Communicate Often and Embrace the Opportunity for ‘Face Time’!
It may seem like a simple concept, but now that your team is no longer in the office information may have a harder time reaching everyone. Dedicating 30 minutes a week to a call for quarantine and remote work topics will let your employees stay connected. This standup can be thought of as a conversation starter and a time to be social.
Think about requesting all employees to turn on their web cameras during this recurring meeting. Cameras on for meetings may not be feasible for everyone at all times — but once-a-week could be. Think of it as an ice breaker to start a conversation and make connections between employees more natural.
Keep your Activities Going Remotely!
Lastly, take your fun company events virtual. Many companies have a set of fun activities that everyone enjoys, so find a way to incorporate those into your remote work plan. These more casual activities will add to the ways your employees have to connect and chat with one another.

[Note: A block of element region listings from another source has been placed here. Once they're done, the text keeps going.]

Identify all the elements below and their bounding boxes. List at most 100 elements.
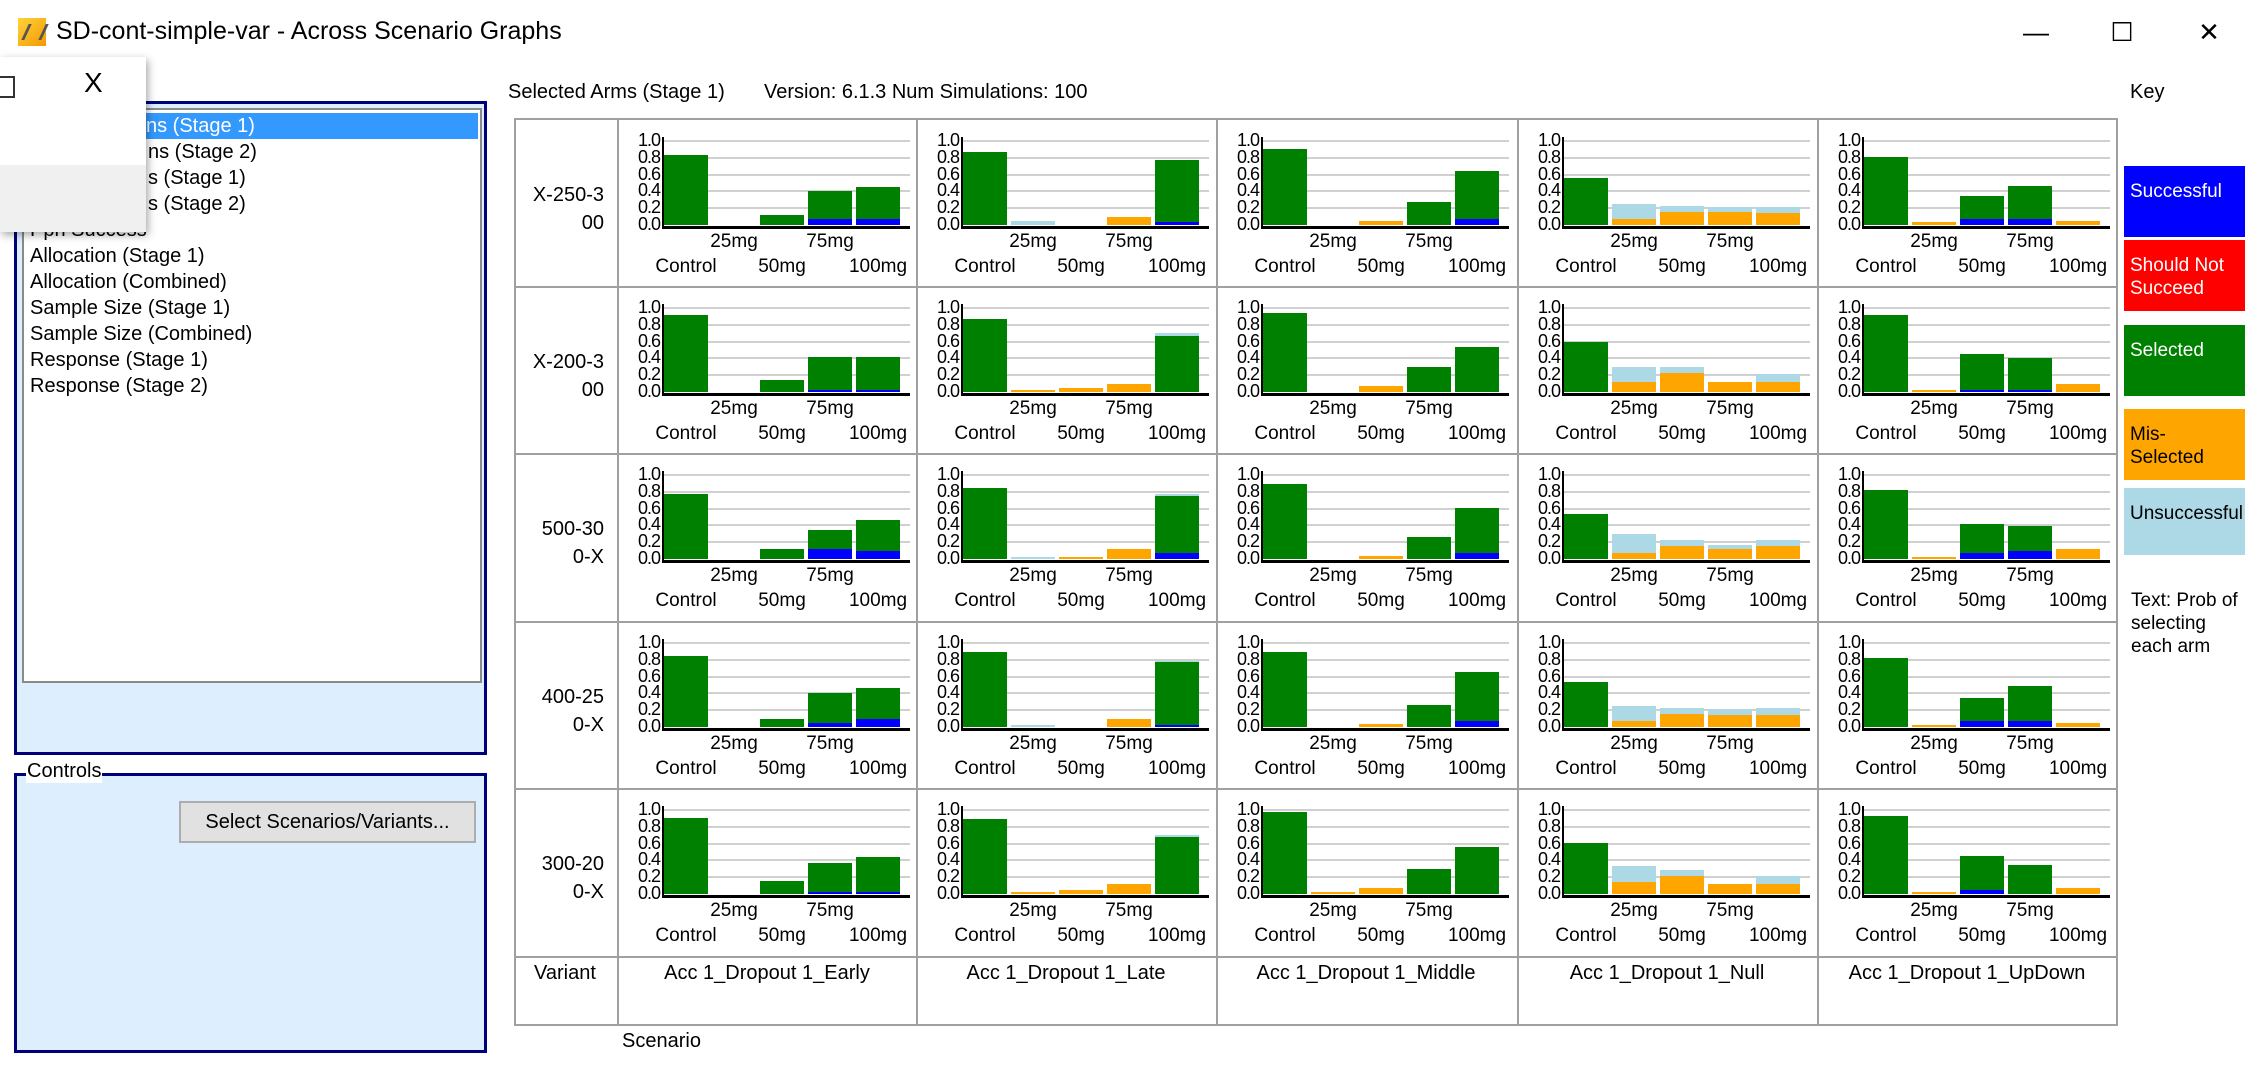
y-tick-label: 0.2: [1537, 866, 1561, 887]
y-tick-label: 0.8: [1537, 146, 1561, 167]
gridline: [1263, 675, 1509, 678]
bar-25mg-M: [1612, 721, 1656, 727]
bar-75mg-M: [1708, 883, 1752, 894]
x-tick-label: 50mg: [1658, 256, 1706, 277]
list-item[interactable]: s (Stage 1): [148, 167, 246, 189]
bar-control-G: [963, 151, 1007, 225]
y-tick-label: 0.2: [1537, 364, 1561, 385]
x-tick-label: 100mg: [2048, 758, 2108, 779]
bar-25mg-U: [1011, 725, 1055, 727]
y-axis: [1562, 639, 1564, 730]
y-tick-label: 0.8: [637, 815, 661, 836]
y-axis: [662, 137, 664, 228]
bar-25mg-U: [1612, 366, 1656, 382]
gridline: [963, 474, 1209, 476]
gridline: [963, 524, 1209, 527]
gridline: [963, 340, 1209, 343]
x-tick-label: Control: [1855, 256, 1917, 277]
y-axis: [1862, 639, 1864, 730]
y-tick-label: 0.0: [1837, 716, 1861, 736]
y-tick-label: 1.0: [936, 297, 960, 317]
minimize-button[interactable]: —: [2023, 17, 2049, 47]
x-axis: [1261, 895, 1509, 898]
gridline: [1263, 692, 1509, 695]
gridline: [1564, 642, 1810, 644]
x-tick-label: 25mg: [1309, 733, 1357, 754]
gridline: [963, 173, 1209, 176]
bar-50mg-M: [1359, 386, 1403, 392]
y-tick-label: 1.0: [936, 799, 960, 819]
y-tick-label: 1.0: [936, 632, 960, 652]
x-tick-label: 25mg: [710, 900, 758, 921]
bar-100mg-S: [1155, 725, 1199, 727]
scenario-grid: [514, 118, 2118, 1026]
close-button[interactable]: ✕: [2198, 17, 2220, 47]
gridline: [1864, 642, 2110, 644]
popup-close-button[interactable]: X: [84, 67, 103, 98]
list-item[interactable]: Sample Size (Combined): [30, 323, 253, 345]
x-tick-label: 50mg: [1357, 256, 1405, 277]
gridline: [664, 859, 910, 862]
bar-50mg-M: [1660, 372, 1704, 392]
list-item[interactable]: Allocation (Combined): [30, 271, 227, 293]
list-item[interactable]: s (Stage 2): [148, 193, 246, 215]
bar-100mg-M: [1756, 545, 1800, 559]
y-tick-label: 0.2: [1837, 699, 1861, 720]
bar-50mg-M: [1359, 555, 1403, 559]
x-tick-label: 25mg: [710, 398, 758, 419]
bar-100mg-S: [856, 719, 900, 727]
bar-75mg-G: [2008, 358, 2052, 391]
gridline: [1564, 173, 1810, 176]
x-tick-label: Control: [655, 925, 717, 946]
x-tick-label: 100mg: [2048, 925, 2108, 946]
bar-100mg-M: [1756, 213, 1800, 225]
x-axis: [662, 393, 910, 396]
list-item[interactable]: Allocation (Stage 1): [30, 245, 205, 267]
y-axis: [662, 639, 664, 730]
list-item[interactable]: Sample Size (Stage 1): [30, 297, 231, 319]
x-tick-label: Control: [1555, 590, 1617, 611]
y-tick-label: 0.0: [1236, 883, 1260, 903]
bar-75mg-M: [1107, 719, 1151, 727]
maximize-button[interactable]: ☐: [2110, 17, 2134, 47]
bar-25mg-M: [1311, 892, 1355, 894]
gridline: [664, 675, 910, 678]
bar-75mg-S: [2008, 219, 2052, 225]
column-divider: [617, 119, 619, 1025]
x-tick-label: 75mg: [1706, 733, 1754, 754]
list-item[interactable]: ns (Stage 2): [148, 141, 257, 163]
select-scenarios-variants-button[interactable]: Select Scenarios/Variants...: [179, 801, 476, 843]
bar-50mg-U: [1660, 539, 1704, 546]
x-axis: [1862, 895, 2110, 898]
x-tick-label: 25mg: [1610, 565, 1658, 586]
x-tick-label: 75mg: [1706, 900, 1754, 921]
restore-icon[interactable]: [0, 76, 15, 98]
gridline: [1864, 692, 2110, 695]
y-tick-label: 0.4: [936, 347, 960, 368]
y-axis: [1862, 137, 1864, 228]
gridline: [664, 658, 910, 661]
y-tick-label: 0.0: [936, 548, 960, 568]
y-tick-label: 1.0: [936, 130, 960, 150]
y-axis: [1862, 806, 1864, 897]
x-tick-label: 50mg: [758, 758, 806, 779]
x-tick-label: Control: [1855, 590, 1917, 611]
column-divider: [916, 119, 918, 1025]
y-tick-label: 0.0: [1837, 548, 1861, 568]
y-tick-label: 1.0: [1537, 799, 1561, 819]
gridline: [1864, 173, 2110, 176]
bar-25mg-U: [1612, 706, 1656, 722]
bar-50mg-M: [1059, 557, 1103, 559]
x-tick-label: 25mg: [1610, 733, 1658, 754]
variant-label: X-200-3: [532, 351, 604, 373]
key-title: Key: [2130, 81, 2165, 103]
y-tick-label: 0.6: [936, 497, 960, 518]
list-item[interactable]: Response (Stage 1): [30, 349, 208, 371]
y-tick-label: 0.2: [1837, 531, 1861, 552]
bar-100mg-S: [856, 219, 900, 225]
y-tick-label: 1.0: [637, 464, 661, 484]
bar-control-G: [1564, 341, 1608, 392]
list-item[interactable]: Response (Stage 2): [30, 375, 208, 397]
y-tick-label: 0.8: [936, 146, 960, 167]
y-tick-label: 1.0: [1837, 632, 1861, 652]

Whether it is a Friday happy hour, a monthly company bingo, a photo scavenger hunt, or charity projects, they can all be continued virtually to make sure that the aspects people appreciated about work are still present. Just make sure not to overwhelm your team with multiple activities a week, making them too frequently may lead to diminished participation.
If transitioning your team’s previous activities to a virtual event proves to be difficult, try and designate an individual or a company email for company activity suggestions. This way employees have a way to provide ideas and input that may re-shape or improve your new remote culture.
At the end of the day, company culture and core values don’t have to disappear now that your team is remote, and while you may make mistakes along the way, the main takeaway is to include your team in the conversation. Make sure to listen to suggestions and continuously make adjustments that will improve your strategy.